La fin de la journée du 14 juillet fut consacrée à la mise en place du gouvernement et à la rédaction des premières mesures. Des ministres ayant fait leurs preuves lors du premier quinquennat conservèrent leur poste.
Bloker le ministre de l’Éducation Nationale qui avait mené, tel le terrassier sur son chantier de démolition, sa réforme de démantèlement de l’école publique, retrouva sa fonction. Seul le nom de son ministère changea pour un retour à celui d’Instruction Publique à laquelle on rajouta « et de la Moralité ».
Durtarin, relaxé par la justice pour les accusations de viol, accepta d’être le plus important des ministres avec ce qu’il connaissait le mieux : l’intérieur, qui devint Ministère des Polices et des Milices.
Il fut assisté de Jordan Bordella, numéro deux du parti Bleu/Blanc/Rouge de Murène La Fen pour les questions d’immigration. Il avait accepté assez difficilement ce secrétariat d’État, n’ayant pas digéré la remarque de son ministre de tutelle qui avait qualifié de « mou » le parti de la Première ministre sur les questions de sécurité et de politique migratoire lors du premier quinquennat du président.
Aujourd’hui la querelle était oubliée et le ministre et son secrétaire d’État étaient sur la même ligne, celle des discours de Zémor : tolérance zéro en matière d’immigration.
L’écrivain Zémor, sur la liste des futurs nobélisables en littérature, obtint le poste de ministre de la Culture et des Églises Chrétiennes.
De Vilains fut nommé au ministère de la Défense. Celui-ci reprit son vieux nom de ministère de la Guerre. On y rajouta un secrétaire d’État pour les armes nucléaires, poste qu’accepta sans sourciller l’ancien Premier ministre Falls.
Les vieux présidents Sourkazy et Halonde furent nommés comme Grands Sages à qui on demandait de valider de leurs expériences les futurs décrets.
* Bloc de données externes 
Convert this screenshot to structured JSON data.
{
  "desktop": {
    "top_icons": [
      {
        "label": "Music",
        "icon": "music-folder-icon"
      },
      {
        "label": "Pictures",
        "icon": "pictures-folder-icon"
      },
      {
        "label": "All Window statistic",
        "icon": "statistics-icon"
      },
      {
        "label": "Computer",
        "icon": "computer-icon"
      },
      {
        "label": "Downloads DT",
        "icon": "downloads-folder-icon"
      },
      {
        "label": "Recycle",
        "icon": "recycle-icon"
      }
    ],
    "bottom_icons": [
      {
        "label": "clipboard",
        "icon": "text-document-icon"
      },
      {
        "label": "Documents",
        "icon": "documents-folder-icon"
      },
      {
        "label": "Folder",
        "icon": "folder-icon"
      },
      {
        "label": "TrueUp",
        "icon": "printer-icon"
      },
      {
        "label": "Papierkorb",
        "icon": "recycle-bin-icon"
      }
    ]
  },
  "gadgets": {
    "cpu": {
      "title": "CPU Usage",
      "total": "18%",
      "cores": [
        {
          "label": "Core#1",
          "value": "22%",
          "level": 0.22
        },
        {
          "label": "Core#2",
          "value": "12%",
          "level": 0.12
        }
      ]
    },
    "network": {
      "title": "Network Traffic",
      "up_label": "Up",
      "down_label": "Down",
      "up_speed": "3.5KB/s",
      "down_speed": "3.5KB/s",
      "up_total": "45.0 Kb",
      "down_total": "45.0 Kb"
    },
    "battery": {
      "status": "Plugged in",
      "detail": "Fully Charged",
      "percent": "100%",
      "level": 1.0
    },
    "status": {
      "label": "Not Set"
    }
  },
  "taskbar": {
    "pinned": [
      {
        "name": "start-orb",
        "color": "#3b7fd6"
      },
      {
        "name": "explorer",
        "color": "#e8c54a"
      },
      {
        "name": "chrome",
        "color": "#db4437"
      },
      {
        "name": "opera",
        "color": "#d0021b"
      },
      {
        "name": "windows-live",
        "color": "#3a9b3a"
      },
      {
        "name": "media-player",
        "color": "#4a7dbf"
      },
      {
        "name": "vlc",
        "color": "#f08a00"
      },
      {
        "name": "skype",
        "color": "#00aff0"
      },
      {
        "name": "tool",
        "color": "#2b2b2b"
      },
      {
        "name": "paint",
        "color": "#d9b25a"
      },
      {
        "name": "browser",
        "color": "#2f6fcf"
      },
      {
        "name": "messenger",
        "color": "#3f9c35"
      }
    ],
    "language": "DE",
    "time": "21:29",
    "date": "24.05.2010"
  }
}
Signatures qu’il fut difficile de faire lâcher à Halonde.
Le reste du gouvernement fut composé de vieux cadres du parti de Murène La Fen, de grands patrons, et de quelques communistes et membres égarés du parti de Malenchon. On peut aussi remarquer la nomination du grand professeur Didier Graoult à la santé et du chanteur Francis Le Lanne à l’agriculture et Alain de Beroist aux médias. C’est d’ailleurs ce dernier qui, avec l’écrivain Zémor, inspira les premières mesures de ce gouvernement.
Ainsi naquit le 14 juillet 2018 le premier gouvernement d’Union Nationale depuis 1914. Pour éviter toute confusion, on lui donna le nom d’Union Patriotique. Le 15 juillet 2018, partout en France des rassemblements de dizaines de milliers de personnes accueillirent sous une foison de drapeaux bleu/blanc/rouge ce nouveau gouvernement. Comme pour le 14 juillet ce fut un Français qui remporta l’étape du jour au Tour de France.
La tâche immédiate du duo à la tête de l’État, en plein état de grâce, était d’appliquer un programme national révolutionnaire tout en gardant pour un temps un semblant de démocratie.